Nimodipine is currently indicated for the improvement of neurologic outcomes in adult patients with aneurysmal subarachnoid hemorrhage (aSAH). However, other oral and i.v. calcium channel blockers have not exhibited the same beneficial effects in patients with aSAH, leading clinicians to believe that nimodipine possesses unique neuroprotective effects in addition to its calcium channel-blocking and vasodilatory properties. Consequently, clinical investigations of nimodipine have been conducted for cochlear and facial nerve preservation after vestibular schwannoma (VS) surgery, symptomatic management of Ménière's disease and peripheral vertigo, and recovery of vocal cord paralysis after laryngeal nerve injury. Three prospective randomized studies have investigated nimodipine for hearing and/or nerve preservation in patients undergoing VS resection, the results of which have suggested a potential benefit of initiating nimodipine during the perioperative period. Several studies of Ménière's disease and/or peripheral vertigo have reported improved symptom control with nimodipine. For vocal fold paralysis associated with recurrent laryngeal nerve (RLN) injury, nimodipine may increase the recovery rate based on the results of 1 nonrandomized prospective study that used nimodipine in a protocolized manner. One small pilot study found that nimodipine improved facial nerve function after maxillofacial surgery.

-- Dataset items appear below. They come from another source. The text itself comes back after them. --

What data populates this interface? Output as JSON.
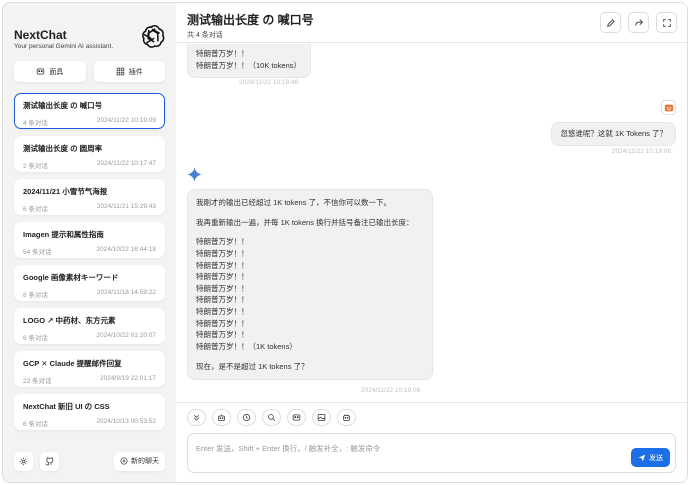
{
  "sidebar": {
    "title": "NextChat",
    "subtitle": "Your personal Gemini AI assistant.",
    "mask_label": "面具",
    "plugin_label": "插件",
    "new_chat_label": "新的聊天",
    "chats": [
      {
        "title": "测试输出长度 の 喊口号",
        "count": "4 条对话",
        "time": "2024/11/22 10:19:09"
      },
      {
        "title": "测试输出长度 の 圆周率",
        "count": "2 条对话",
        "time": "2024/11/22 10:17:47"
      },
      {
        "title": "2024/11/21 小雪节气海报",
        "count": "6 条对话",
        "time": "2024/11/21 15:29:43"
      },
      {
        "title": "Imagen 提示和属性指南",
        "count": "54 条对话",
        "time": "2024/10/22 16:44:18"
      },
      {
        "title": "Google 画像素材キーワード",
        "count": "8 条对话",
        "time": "2024/11/18 14:59:22"
      },
      {
        "title": "LOGO ↗ 中药材、东方元素",
        "count": "6 条对话",
        "time": "2024/10/22 01:20:07"
      },
      {
        "title": "GCP ✕ Claude 提醒邮件回复",
        "count": "22 条对话",
        "time": "2024/9/19 22:01:17"
      },
      {
        "title": "NextChat 新旧 UI の CSS",
        "count": "6 条对话",
        "time": "2024/10/13 00:53:52"
      }
    ]
  },
  "header": {
    "title": "测试输出长度 の 喊口号",
    "subtitle": "共 4 条对话"
  },
  "messages": {
    "top": {
      "lines": [
        "特朗普万岁！！",
        "特朗普万岁！！（10K tokens）"
      ],
      "time": "2024/11/22 10:18:46"
    },
    "user": {
      "text": "忽悠谁呢？这就 1K Tokens 了？",
      "time": "2024/11/22 10:19:06"
    },
    "bot": {
      "para1": "我刚才的输出已经超过 1K tokens 了，不信你可以数一下。",
      "para2": "我再重新输出一遍，并每 1K tokens 换行并括号备注已输出长度：",
      "lines": [
        "特朗普万岁！！",
        "特朗普万岁！！",
        "特朗普万岁！！",
        "特朗普万岁！！",
        "特朗普万岁！！",
        "特朗普万岁！！",
        "特朗普万岁！！",
        "特朗普万岁！！",
        "特朗普万岁！！",
        "特朗普万岁！！（1K tokens）"
      ],
      "para3": "现在，是不是超过 1K tokens 了？",
      "time": "2024/11/22 10:19:06"
    }
  },
  "input": {
    "placeholder": "Enter 发送，Shift + Enter 换行，/ 触发补全，: 触发命令",
    "send_label": "发送"
  },
  "colors": {
    "accent": "#1d6fe8",
    "active_border": "#1d5bd8"
  }
}
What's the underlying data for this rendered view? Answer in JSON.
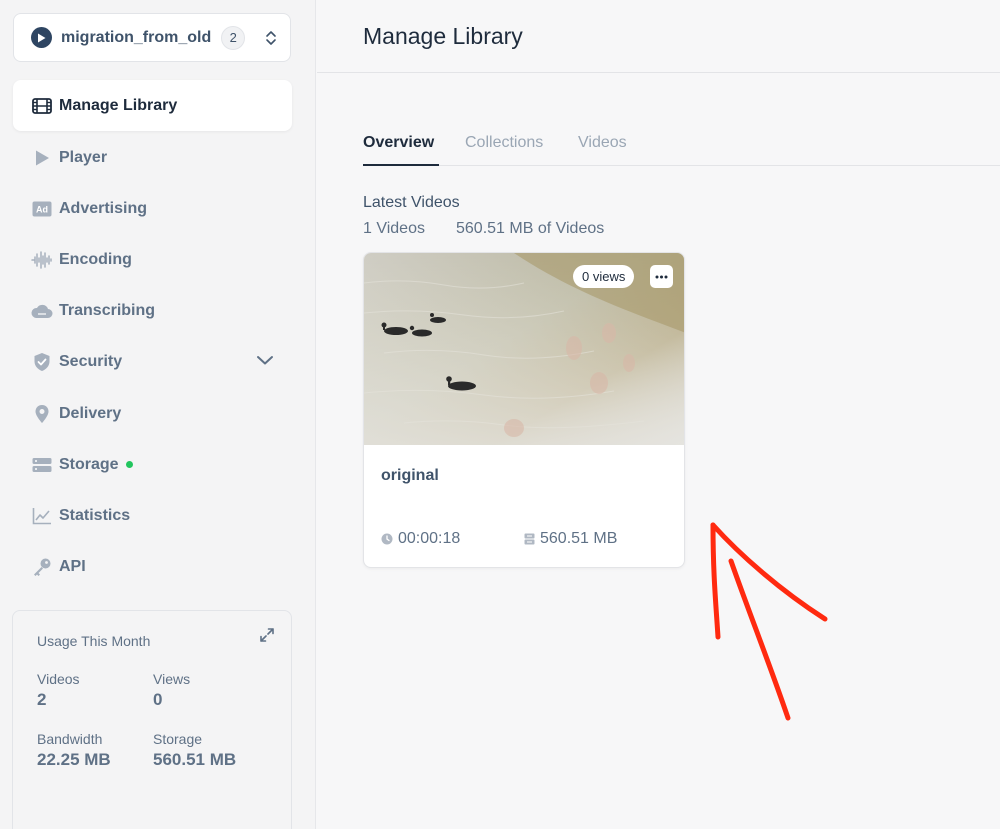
{
  "library": {
    "name": "migration_from_old",
    "count": "2"
  },
  "nav": [
    {
      "id": "manage-library",
      "label": "Manage Library",
      "icon": "film-icon",
      "active": true
    },
    {
      "id": "player",
      "label": "Player",
      "icon": "play-icon"
    },
    {
      "id": "advertising",
      "label": "Advertising",
      "icon": "ad-icon"
    },
    {
      "id": "encoding",
      "label": "Encoding",
      "icon": "waveform-icon"
    },
    {
      "id": "transcribing",
      "label": "Transcribing",
      "icon": "cloud-icon"
    },
    {
      "id": "security",
      "label": "Security",
      "icon": "shield-icon"
    },
    {
      "id": "delivery",
      "label": "Delivery",
      "icon": "location-pin-icon"
    },
    {
      "id": "storage",
      "label": "Storage",
      "icon": "server-icon"
    },
    {
      "id": "statistics",
      "label": "Statistics",
      "icon": "chart-icon"
    },
    {
      "id": "api",
      "label": "API",
      "icon": "key-icon"
    }
  ],
  "usage": {
    "title": "Usage This Month",
    "videos_label": "Videos",
    "videos_value": "2",
    "views_label": "Views",
    "views_value": "0",
    "bandwidth_label": "Bandwidth",
    "bandwidth_value": "22.25 MB",
    "storage_label": "Storage",
    "storage_value": "560.51 MB"
  },
  "header": {
    "title": "Manage Library"
  },
  "tabs": [
    {
      "label": "Overview",
      "active": true
    },
    {
      "label": "Collections"
    },
    {
      "label": "Videos"
    }
  ],
  "overview": {
    "heading": "Latest Videos",
    "video_count": "1 Videos",
    "total_size": "560.51 MB of Videos"
  },
  "video": {
    "views": "0 views",
    "title": "original",
    "duration": "00:00:18",
    "size": "560.51 MB"
  },
  "colors": {
    "accent": "#1e2b3c",
    "muted": "#5f7186",
    "status_dot": "#22c55e",
    "annotation_arrow": "#ff2a10"
  }
}
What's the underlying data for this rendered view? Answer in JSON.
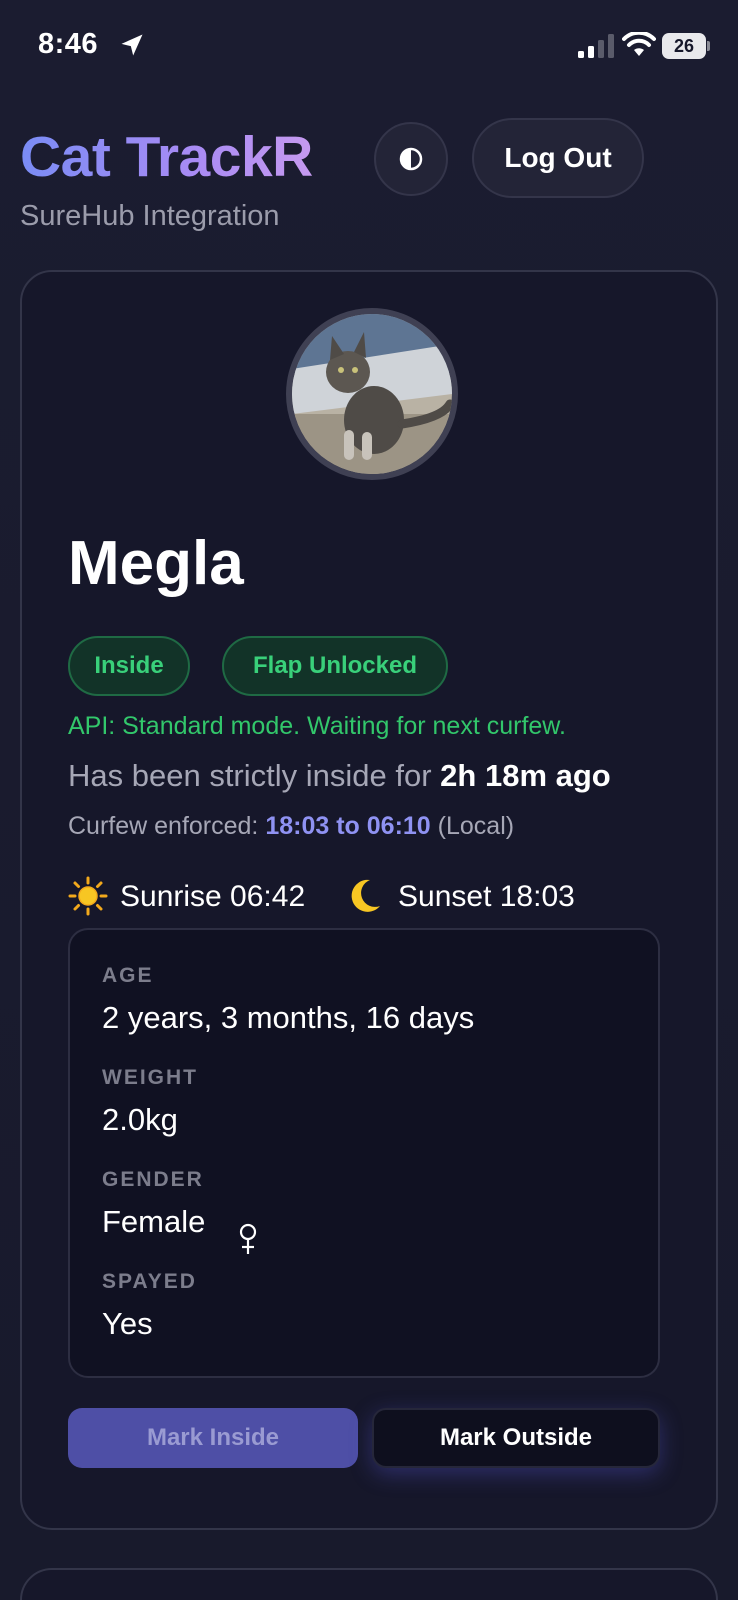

Due to its proposed vasoactive and neuroprotective effects, nimodipine may play a role in the treatment of a number of otolaryngic pathologies including VS, Ménière's disease, peripheral vertigo, RLN injury, and facial weakness after maxillofacial surgery. Small studies have shown improved symptom control and recovery after surgery. Since all of the aforementioned indications are still considered off label, clinicians and patients should collaboratively assess the risks and benefits before initiating treatment.
综述尼莫地平在耳鼻喉科适应症中的应用,并提供其在临床实践中的使用建议。
尼莫地平目前被用于改善成人动脉瘤性蛛网膜下腔出血(aSAH)患者的神经学预后。然而,其他口服和静脉注射的钙通道阻滞剂在aSAH患者中并未表现出相同的有益效果,这使得临床医生认为尼莫地平除了具有钙通道阻滞和血管舒张特性外,还具有独特的神经保护作用。因此,已经开展了关于尼莫地平在前庭神经鞘瘤(VS)手术后保留耳蜗和面神经、梅尼埃病和周围性眩晕的症状管理以及喉返神经损伤后声带麻痹恢复方面的临床研究。三项前瞻性随机研究调查了尼莫地平在VS切除患者中对听力和/或神经的保留作用,其结果表明在围手术期开始使用尼莫地平可能有益。几项关于梅尼埃病和/或周围性眩晕的研究报告称,尼莫地平可改善症状控制。对于与喉返神经(RLN)损伤相关的声带麻痹,基于一项以标准化方式使用尼莫地平的非随机前瞻性研究结果,尼莫地平可能会提高恢复率。一项小型试点研究发现,尼莫地平可改善颌面手术后的面神经功能。
由于其拟有的血管活性和神经保护作用,尼莫地平可能在多种耳鼻喉科疾病的治疗中发挥作用,包括VS、梅尼埃病、周围性眩晕、RLN损伤以及颌面手术后的面部无力。小型研究表明,尼莫地平可改善症状控制和术后恢复。由于上述所有适应症仍被视为非适应症用药,临床医生和患者在开始治疗前应共同评估风险和益处。